Sunday, April 5, 2015

Painting Pallets

This weekend was jam-packed with family time! Saturday was drier so we got out 8 pallets and the four little containers of "Oops" paint which we bought (total cost for four tomato/cucumber/squash trellises/cages was $24.41) and spread out the trusty camo tarp and had a painting party.

We moved more straw to add to our lasagna layers (Leah and Becca loved the pitchforks, which was a new tool to them, and moved garden cart after garden cart load), in addition to continuing to empty out compost and spread layers of it, and we've also lined up bags and bags of leaves from the neighbors. We will need to plant more... but Natalie and I did plant spinach, beet, carrot, and radish seeds as well as our seed potatoes.

Now I need to remember to water!

We can't wait to see how these things grow. As we add more bird feeders, we've observed more wildlife in our yard, including a little chipmunk who visits very day. So there are plants and animals both to watch! This is not only Farming & Gardening but it's botany and zoology and geology. I recently heard about Foldscopes... have you SEEN this? A 50 cent paper microscope that folds like origami!!!

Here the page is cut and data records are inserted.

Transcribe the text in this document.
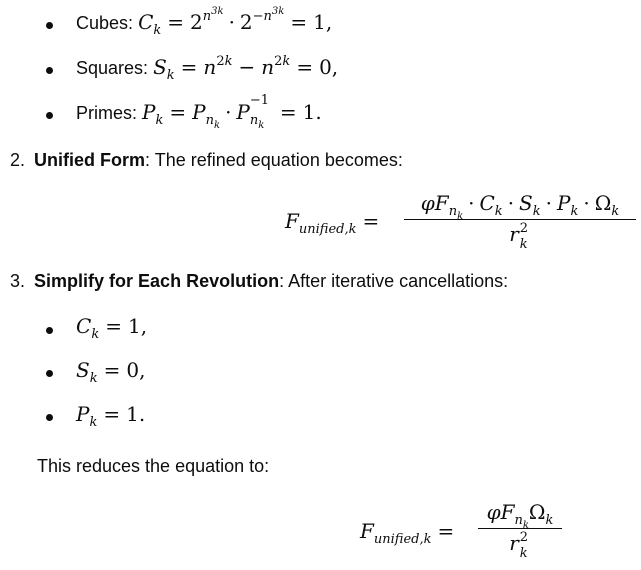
Cubes: $C_k = 2^{n^{3k}} \cdot 2^{-n^{3k}} = 1$,
Squares: $S_k = n^{2k} - n^{2k} = 0$,
Primes: $P_k = P_{n_k}\cdot P -1$
$n_k$
= 1.
2. Unified Form: The refined equation becomes:
$F_{unified,k}$ =
$\varphi F_{n_k}\cdot C_k \cdot S_k \cdot P_k \cdot \Omega_k$
r 2
k
3. Simplify for Each Revolution: After iterative cancellations:
$C_k = 1$,
$S_k = 0$,
$P_k = 1$.
This reduces the equation to:
$F_{unified,k}$ =
$\varphi F_{n_k}\Omega_k$
r 2
k
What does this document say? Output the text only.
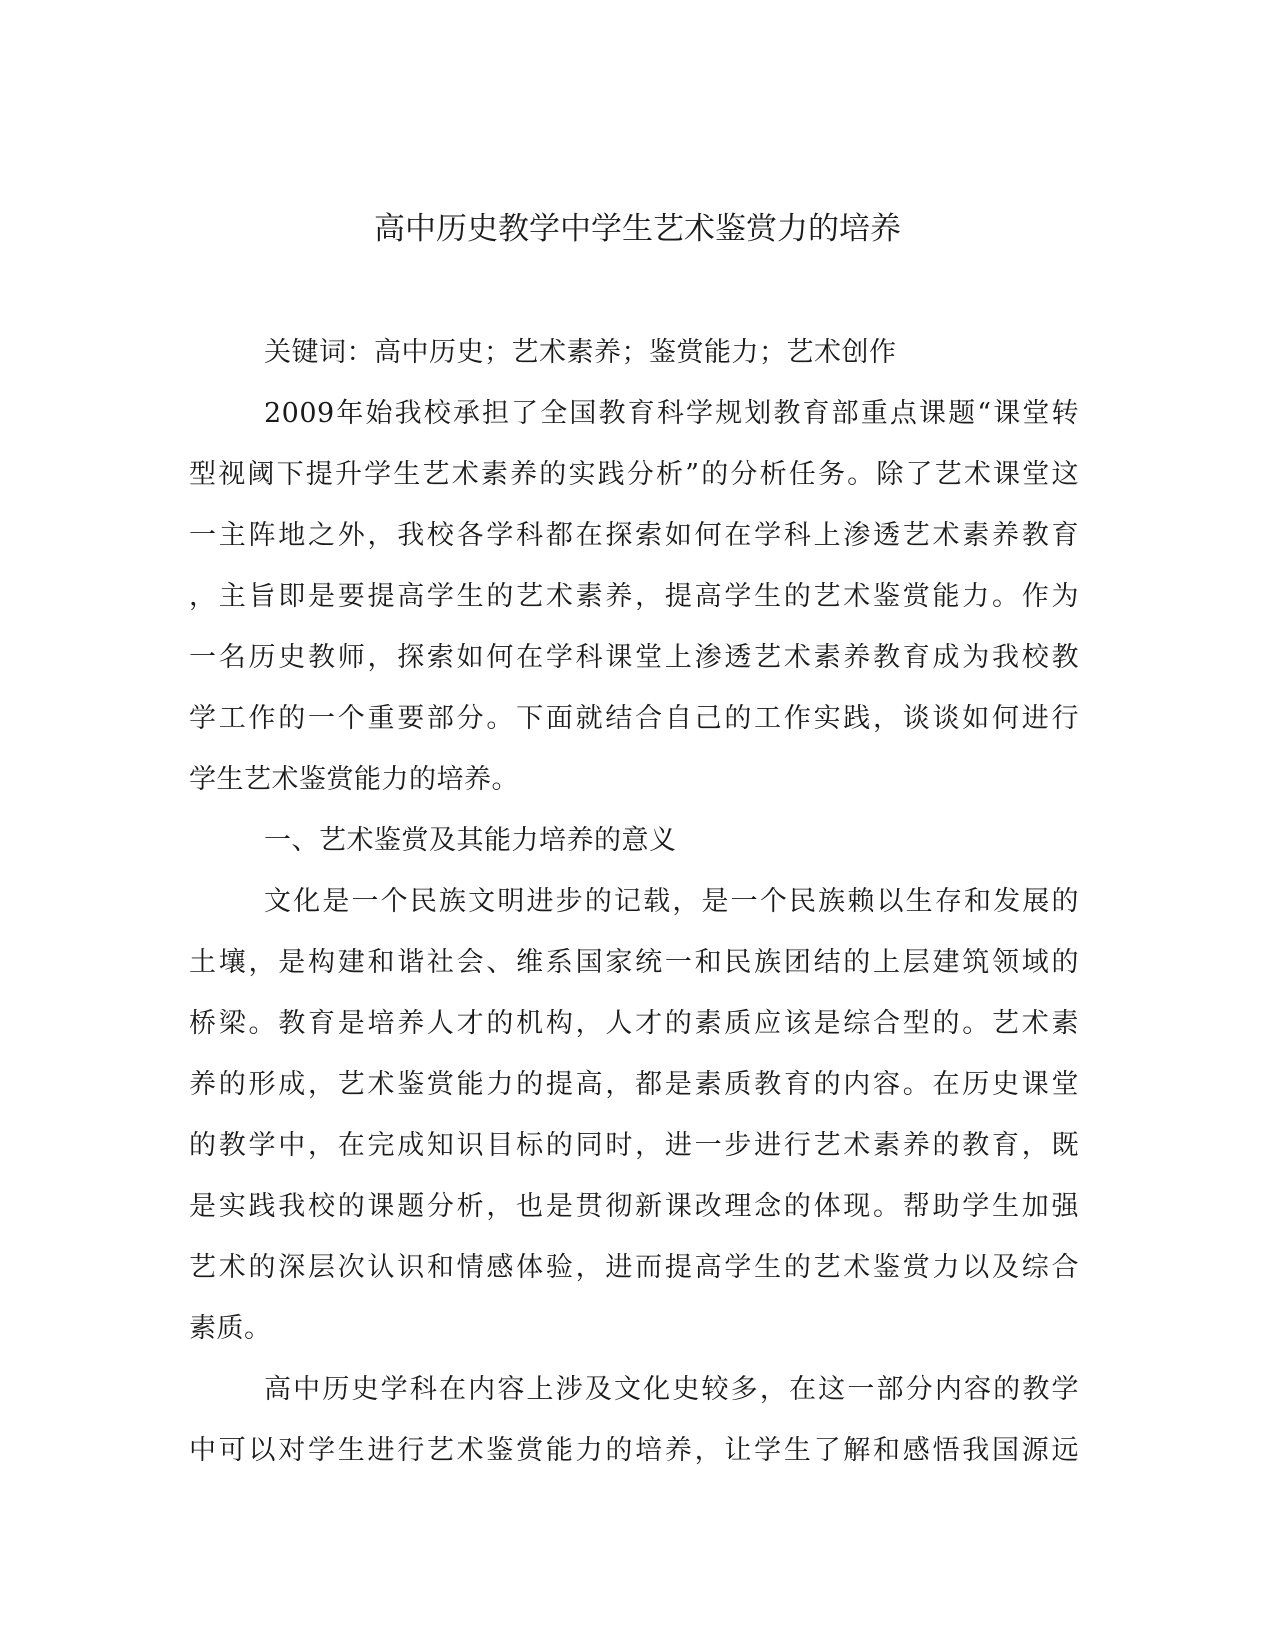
高中历史教学中学生艺术鉴赏力的培养
关键词：高中历史；艺术素养；鉴赏能力；艺术创作
2009年始我校承担了全国教育科学规划教育部重点课题“课堂转
型视阈下提升学生艺术素养的实践分析”的分析任务。除了艺术课堂这
一主阵地之外，我校各学科都在探索如何在学科上渗透艺术素养教育
，主旨即是要提高学生的艺术素养，提高学生的艺术鉴赏能力。作为
一名历史教师，探索如何在学科课堂上渗透艺术素养教育成为我校教
学工作的一个重要部分。下面就结合自己的工作实践，谈谈如何进行
学生艺术鉴赏能力的培养。
一、艺术鉴赏及其能力培养的意义
文化是一个民族文明进步的记载，是一个民族赖以生存和发展的
土壤，是构建和谐社会、维系国家统一和民族团结的上层建筑领域的
桥梁。教育是培养人才的机构，人才的素质应该是综合型的。艺术素
养的形成，艺术鉴赏能力的提高，都是素质教育的内容。在历史课堂
的教学中，在完成知识目标的同时，进一步进行艺术素养的教育，既
是实践我校的课题分析，也是贯彻新课改理念的体现。帮助学生加强
艺术的深层次认识和情感体验，进而提高学生的艺术鉴赏力以及综合
素质。
高中历史学科在内容上涉及文化史较多，在这一部分内容的教学
中可以对学生进行艺术鉴赏能力的培养，让学生了解和感悟我国源远
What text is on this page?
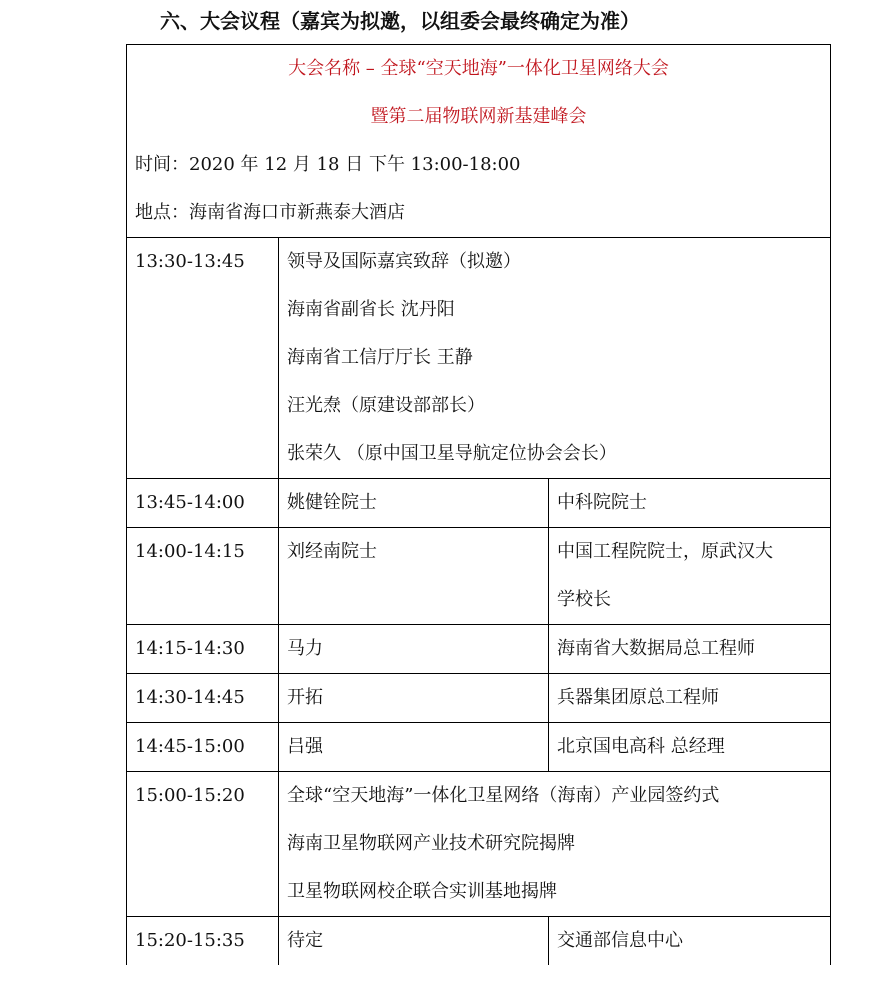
六、大会议程（嘉宾为拟邀，以组委会最终确定为准）
大会名称 – 全球“空天地海”一体化卫星网络大会
暨第二届物联网新基建峰会
时间：2020 年 12 月 18 日 下午 13:00-18:00
地点：海南省海口市新燕泰大酒店		

13:30-13:45	领导及国际嘉宾致辞（拟邀）
海南省副省长 沈丹阳
海南省工信厅厅长 王静
汪光焘（原建设部部长）
张荣久 （原中国卫星导航定位协会会长）	

13:45-14:00	姚健铨院士	中科院院士

14:00-14:15	刘经南院士	中国工程院院士，原武汉大
学校长

14:15-14:30	马力	海南省大数据局总工程师

14:30-14:45	开拓	兵器集团原总工程师

14:45-15:00	吕强	北京国电高科 总经理

15:00-15:20	全球“空天地海”一体化卫星网络（海南）产业园签约式
海南卫星物联网产业技术研究院揭牌
卫星物联网校企联合实训基地揭牌	

15:20-15:35	待定	交通部信息中心
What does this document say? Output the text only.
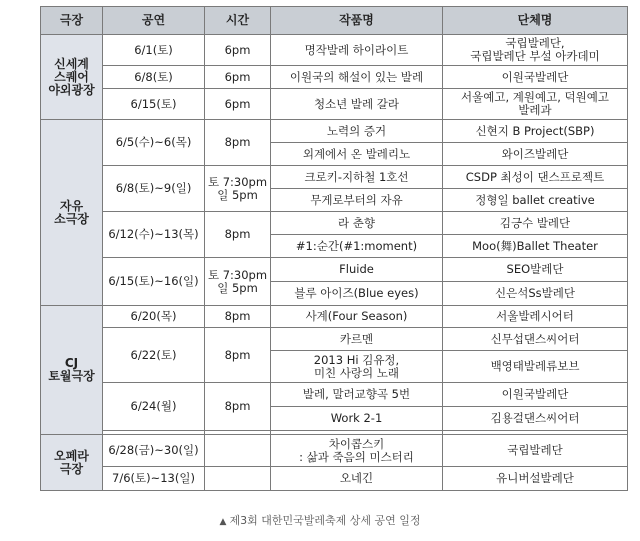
극장	공연	시간	작품명	단체명

신세계
스퀘어
야외광장	6/1(토)	6pm	명작발레 하이라이트	국립발레단,
국립발레단 부설 아카데미

	6/8(토)	6pm	이원국의 해설이 있는 발레	이원국발레단
	6/15(토)	6pm	청소년 발레 갈라	서울예고, 계원예고, 덕원예고
발레과

자유
소극장	6/5(수)~6(목)	8pm	노력의 증거	신현지 B Project(SBP)
			외계에서 온 발레리노	와이즈발레단
	6/8(토)~9(일)	토 7:30pm
일 5pm	크로키-지하철 1호선	CSDP 최성이 댄스프로젝트
			무게로부터의 자유	정형일 ballet creative
	6/12(수)~13(목)	8pm	라 춘향	김긍수 발레단
			#1:순간(#1:moment)	Moo(舞)Ballet Theater
	6/15(토)~16(일)	토 7:30pm
일 5pm	Fluide	SEO발레단
			블루 아이즈(Blue eyes)	신은석Ss발레단

CJ
토월극장	6/20(목)	8pm	사계(Four Season)	서울발레시어터
	6/22(토)	8pm	카르멘	신무섭댄스씨어터

			2013 Hi 김유정,
미친 사랑의 노래	백영태발레류보브
	6/24(월)	8pm	발레, 말러교향곡 5번	이원국발레단
			Work 2-1	김용걸댄스씨어터

오페라
극장	6/28(금)~30(일)		차이콥스키
: 삶과 죽음의 미스터리	국립발레단
	7/6(토)~13(일)		오네긴	유니버설발레단
▲ 제3회 대한민국발레축제 상세 공연 일정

This is from "a research team at PrakashLab at Stanford University, focused on democratizing science by developing scientific tools that can scale up to match problems in global health and science education.... Foldscope, a new approach for mass manufacturing of optical microscopes that are printed-and-folded from a single flat sheet of paper, akin to Origami."

Simply unbelievable. Imagine, all over the world, a microscope in every kid's pocket. My colleage in Maryland is part of the Beta program but they have now closed it. However, you can still see the TED talk. And a great tie-in to this concept, and to teaching about microscopes in general, is

Newbery honor book
The Evolution of Calpurnia Tate

I have done this as a read-aloud, as has Denise, and it has been a favorite!

One of the things I'm really excited about for homeschooling 6th and 8th grade next year is the ability to do a lot of Science, integrate it into our daily lives, and not have to stop exploring a concept when a "unit" is over. Even if we do Main Lesson Blocks, and let something rest and then return to it, if I keep the curiosity, creativity and exploration aspect open throughout the year, they can continue to engage in observation and scientific inquiry.